The PR Council reports that one-third all new agency business comes from RFPs. That’s substantial enough to take the process seriously no matter the size of your firm. The critical point, and where we take a very strong stand, is that there must be a standardized “bill of rights” for agencies and clients alike.
Gone should be the sparse, two-page RFPs that prompt more questions than they answer, and that ask for the world in 10 days’ time. RFPs should include a core scope of work and a budget; there’s simply no way to rationalize that agencies should propose a cost.
All agencies should have an equal shot at winning the client’s business. If an RFP does not follow these basic rules, agencies should reject it en masse. Hiring a new agency with a budget of $250K, $500K or $1 million+ is like hiring a new public relations staff.
How long does that usually take? No staffer ever comes on board without presenting credentials, going through several rounds of interviews of staff, and being vetted through references, writing tests, and credit bureaus.

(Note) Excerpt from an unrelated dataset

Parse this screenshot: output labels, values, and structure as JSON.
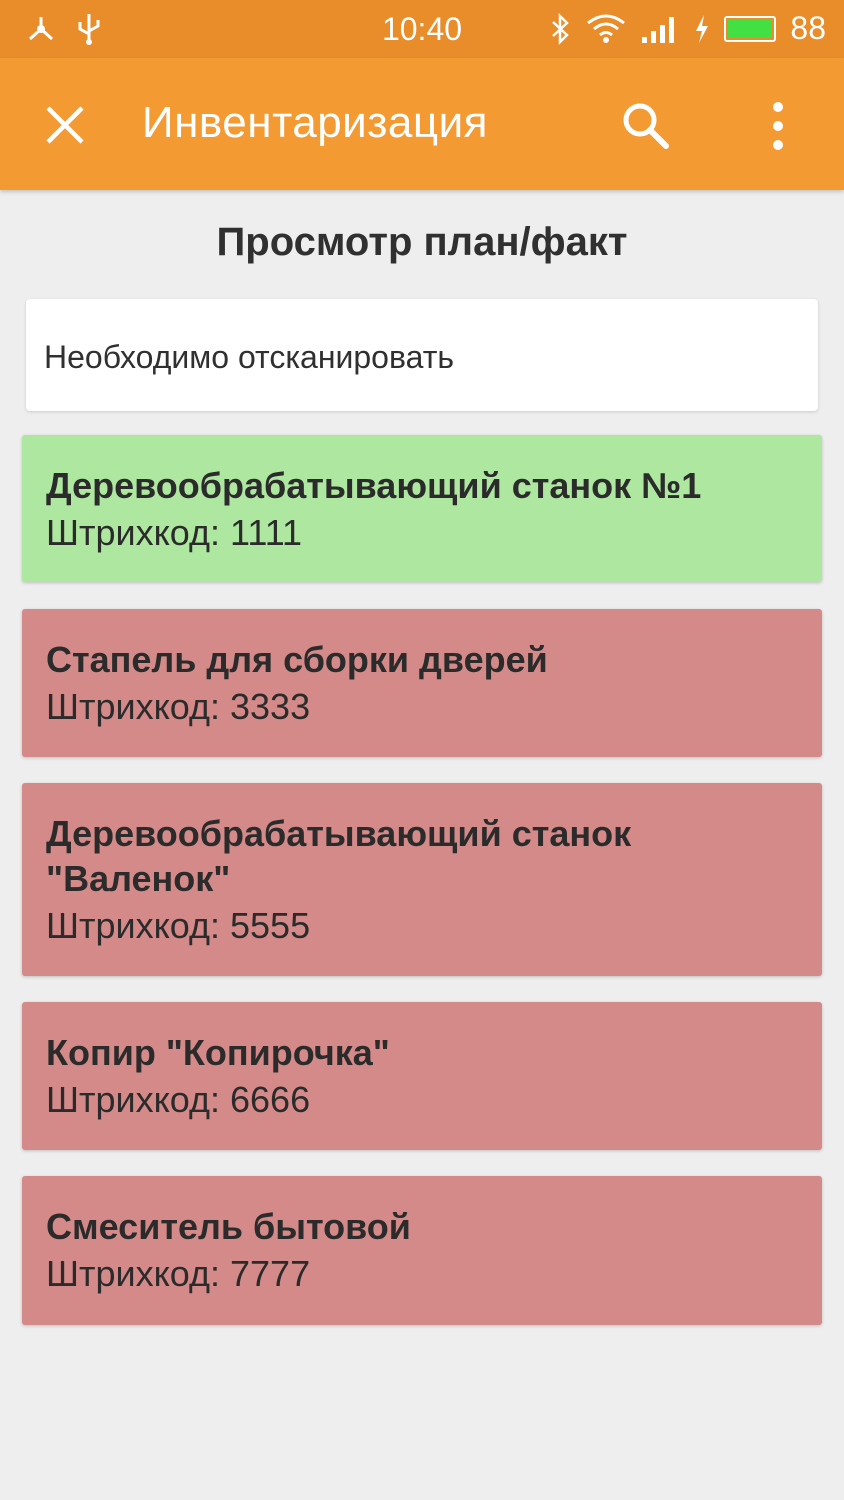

It’s a process that typically takes you and HR three to six months—yet most clients try to hire a new PR agency in four to six weeks.
It’s irrational, considering you are hiring a firm to be the caretaker of your corporate reputation, and to serve as your organization’s external face.
RFPs are pro forma in most industries. In PR, we need to operate differently. We should define the situation, provide context and background, and then outline what’s required.
The goal of each RFP should be to provide as much information as possible to allow an agency to offer its perspective, qualifications, and proposed plan of action to achieve stated goals.
Every agency search deserves a defined timeline that is clear to both sides. Cattle calling numerous agencies to respond does no party any good, and disrespects our industry.
We advocate first pre-screening RFP recipient candidates through a request for qualifications (RFQ) as a means to uncover conflicts, true expertise, staffing, and (sometimes) locations.
Choosing five to seven RFP recipient-contenders for your business is reasonable. Ending up with three or four finalists narrows the choice to a manageable level and winning agency.
Each successful, well-run agency search is a badge for the profession. The good work of our industry is evident in the Silver Anvils, Thoths, Gold Quills, SABRE Awards, and more.
I would be willing to bet that many if not most of those award-winning agencies were hired following a well-written and -organized RFP process.